The UTC field avoids false update decisions when code is run in sessions with different local time zones.

Working with the Parquet files

Once created, the Parquet files can be read by Arrow, DuckDB, Polars, or other tools.

Using R

In R, you could use load_parquet() from my farr package.

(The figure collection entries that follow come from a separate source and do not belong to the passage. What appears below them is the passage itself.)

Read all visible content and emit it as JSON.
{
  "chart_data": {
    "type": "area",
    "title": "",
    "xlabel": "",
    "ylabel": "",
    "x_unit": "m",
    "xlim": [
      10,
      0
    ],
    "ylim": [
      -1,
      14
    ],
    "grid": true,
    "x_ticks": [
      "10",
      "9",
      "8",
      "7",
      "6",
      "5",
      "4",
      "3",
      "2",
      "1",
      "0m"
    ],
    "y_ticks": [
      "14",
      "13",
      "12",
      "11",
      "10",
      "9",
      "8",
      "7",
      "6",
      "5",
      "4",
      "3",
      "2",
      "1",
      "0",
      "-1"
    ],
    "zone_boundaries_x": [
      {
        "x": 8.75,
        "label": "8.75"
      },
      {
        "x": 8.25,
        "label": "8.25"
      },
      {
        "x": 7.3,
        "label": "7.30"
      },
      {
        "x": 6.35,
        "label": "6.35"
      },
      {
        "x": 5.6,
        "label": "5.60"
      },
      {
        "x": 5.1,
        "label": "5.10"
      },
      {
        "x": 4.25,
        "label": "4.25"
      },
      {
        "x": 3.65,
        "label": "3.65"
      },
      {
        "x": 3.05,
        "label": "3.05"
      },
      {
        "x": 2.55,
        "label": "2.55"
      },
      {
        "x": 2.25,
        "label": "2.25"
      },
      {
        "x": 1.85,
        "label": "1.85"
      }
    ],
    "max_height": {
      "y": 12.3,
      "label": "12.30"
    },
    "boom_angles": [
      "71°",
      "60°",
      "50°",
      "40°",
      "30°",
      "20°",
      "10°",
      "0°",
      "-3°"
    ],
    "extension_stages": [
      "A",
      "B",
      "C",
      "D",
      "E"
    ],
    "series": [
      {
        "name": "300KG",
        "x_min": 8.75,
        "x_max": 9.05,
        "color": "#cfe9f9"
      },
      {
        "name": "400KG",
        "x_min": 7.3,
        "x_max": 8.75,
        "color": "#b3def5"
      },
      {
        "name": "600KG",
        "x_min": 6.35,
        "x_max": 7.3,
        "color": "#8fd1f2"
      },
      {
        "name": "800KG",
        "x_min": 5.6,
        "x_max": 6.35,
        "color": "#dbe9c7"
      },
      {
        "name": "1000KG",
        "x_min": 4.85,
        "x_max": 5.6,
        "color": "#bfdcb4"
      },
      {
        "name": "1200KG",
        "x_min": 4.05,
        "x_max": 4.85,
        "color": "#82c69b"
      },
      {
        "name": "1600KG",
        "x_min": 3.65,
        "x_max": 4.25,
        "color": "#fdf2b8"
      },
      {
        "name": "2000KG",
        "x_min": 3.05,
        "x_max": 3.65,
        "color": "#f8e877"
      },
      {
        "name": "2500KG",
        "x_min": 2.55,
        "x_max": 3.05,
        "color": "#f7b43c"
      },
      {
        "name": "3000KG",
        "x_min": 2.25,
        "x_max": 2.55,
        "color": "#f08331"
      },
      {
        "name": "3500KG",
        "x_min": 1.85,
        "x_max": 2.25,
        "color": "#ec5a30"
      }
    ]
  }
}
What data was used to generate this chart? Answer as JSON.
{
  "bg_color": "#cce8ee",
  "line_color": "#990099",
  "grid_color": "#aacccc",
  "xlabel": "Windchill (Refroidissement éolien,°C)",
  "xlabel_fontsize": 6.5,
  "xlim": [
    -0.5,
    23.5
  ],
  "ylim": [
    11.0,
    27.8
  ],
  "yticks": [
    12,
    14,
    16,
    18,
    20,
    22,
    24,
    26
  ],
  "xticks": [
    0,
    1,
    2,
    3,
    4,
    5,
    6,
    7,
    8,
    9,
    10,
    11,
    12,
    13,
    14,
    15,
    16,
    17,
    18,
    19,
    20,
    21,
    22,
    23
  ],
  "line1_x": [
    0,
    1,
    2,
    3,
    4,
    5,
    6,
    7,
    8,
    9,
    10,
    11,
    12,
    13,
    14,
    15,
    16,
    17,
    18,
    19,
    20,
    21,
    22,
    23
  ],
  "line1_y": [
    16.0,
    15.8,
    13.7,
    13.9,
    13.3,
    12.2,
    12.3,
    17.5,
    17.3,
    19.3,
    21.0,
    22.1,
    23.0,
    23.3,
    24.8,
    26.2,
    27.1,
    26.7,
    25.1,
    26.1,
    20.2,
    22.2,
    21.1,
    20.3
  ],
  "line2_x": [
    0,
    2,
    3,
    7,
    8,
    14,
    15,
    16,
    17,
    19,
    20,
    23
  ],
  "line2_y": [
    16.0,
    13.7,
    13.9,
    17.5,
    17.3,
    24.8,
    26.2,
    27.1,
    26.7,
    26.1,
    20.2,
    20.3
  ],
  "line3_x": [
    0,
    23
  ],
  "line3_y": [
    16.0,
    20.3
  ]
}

library(dplyr, warn.conflicts = FALSE)
library(farr, warn.conflicts = FALSE)
library(DBI)

db <- dbConnect(duckdb::duckdb())

sub_notes <- load_parquet(db, "sub_notes_*", "dera_notes")

sub_notes |> 
  arrange(desc(accepted)) |> 
  select(adsh, cik, name, form, accepted)
#> # Source:     SQL [?? x 5]
#> # Database:   DuckDB 1.5.2 [root@Darwin 25.5.0:R 4.6.0/:memory:]
#> # Ordered by: desc(accepted)
#>    adsh                     cik name                   form  accepted           
#>    <chr>                  <int> <chr>                  <chr> <dttm>             
#>  1 0001493152-26-020705 1624326 PAVMED INC.            DEF … 2026-05-01 13:29:00
#>  2 0001193125-26-197921 1613780 DBV TECHNOLOGIES S.A.  8-K   2026-04-30 21:31:00
#>  3 0001213900-26-050440 1997201 PS INTERNATIONAL GROU… 20-F  2026-04-30 21:31:00
#>  4 0001104659-26-053195 1850235 D-MARKET ELECTRONIC S… 20-F  2026-04-30 21:30:00
#>  5 0001193125-26-197914 1602842 ORION DIGITAL CORP.    20-F  2026-04-30 21:30:00
#>  6 0001193125-26-197916 1045609 PROLOGIS, INC.         8-K   2026-04-30 21:30:00
#>  7 0001477932-26-002697 1854526 DYNAMIC AEROSPACE SYS… 8-K   2026-04-30 21:30:00
#>  8 0001193125-26-197911 1738177 CAMBIUM NETWORKS CORP  10-Q  2026-04-30 21:29:00
#>  9 0001213900-26-050434 2087587 COINSHARES PLC         20-F  2026-04-30 21:29:00
#> 10 0001493152-26-020770 1857086 TRUGOLF HOLDINGS, INC. 10-K… 2026-04-30 21:29:00
#> # ℹ more rows

See the published R edition of Empirical Research in Accounting: Tools and Methods for more examples using farr and Parquet files.

Using Python Polars

In Python Polars, the same repository can be scanned using era_pl:

from era_pl import load_parquet

sub_notes = load_parquet("sub_notes_*", "dera_notes")

(
    sub_notes
    .sort("accepted", descending=True) 
    .select("adsh", "cik", "name", "form", "accepted")
    .show()
)
#> shape: (5, 5)
#> ┌──────────────────────┬─────────┬────────────────────────┬─────────┬─────────────────────────┐
#> │ adsh                 ┆ cik     ┆ name                   ┆ form    ┆ accepted                │
#> │ ---                  ┆ ---     ┆ ---                    ┆ ---     ┆ ---                     │
#> │ str                  ┆ i32     ┆ str                    ┆ str     ┆ datetime[μs,            │
#> │                      ┆         ┆                        ┆         ┆ America/New_York]       │
#> ╞══════════════════════╪═════════╪════════════════════════╪═════════╪═════════════════════════╡
#> │ 0001493152-26-020705 ┆ 1624326 ┆ PAVMED INC.            ┆ DEF 14A ┆ 2026-05-01 09:29:00 EDT │
#> │ 0001193125-26-197921 ┆ 1613780 ┆ DBV TECHNOLOGIES S.A.  ┆ 8-K     ┆ 2026-04-30 17:31:00 EDT │
#> │ 0001213900-26-050440 ┆ 1997201 ┆ PS INTERNATIONAL GROUP ┆ 20-F    ┆ 2026-04-30 17:31:00 EDT │
#> │                      ┆         ┆ LTD.                   ┆         ┆                         │
#> │ 0001193125-26-197916 ┆ 1045609 ┆ PROLOGIS, INC.         ┆ 8-K     ┆ 2026-04-30 17:30:00 EDT │
#> │ 0001193125-26-197914 ┆ 1602842 ┆ ORION DIGITAL CORP.    ┆ 20-F    ┆ 2026-04-30 17:30:00 EDT │
#> └──────────────────────┴─────────┴────────────────────────┴─────────┴─────────────────────────┘

See the Python Polars edition of Empirical Research in Accounting: Tools and Methods for more examples using era_pl and Parquet files.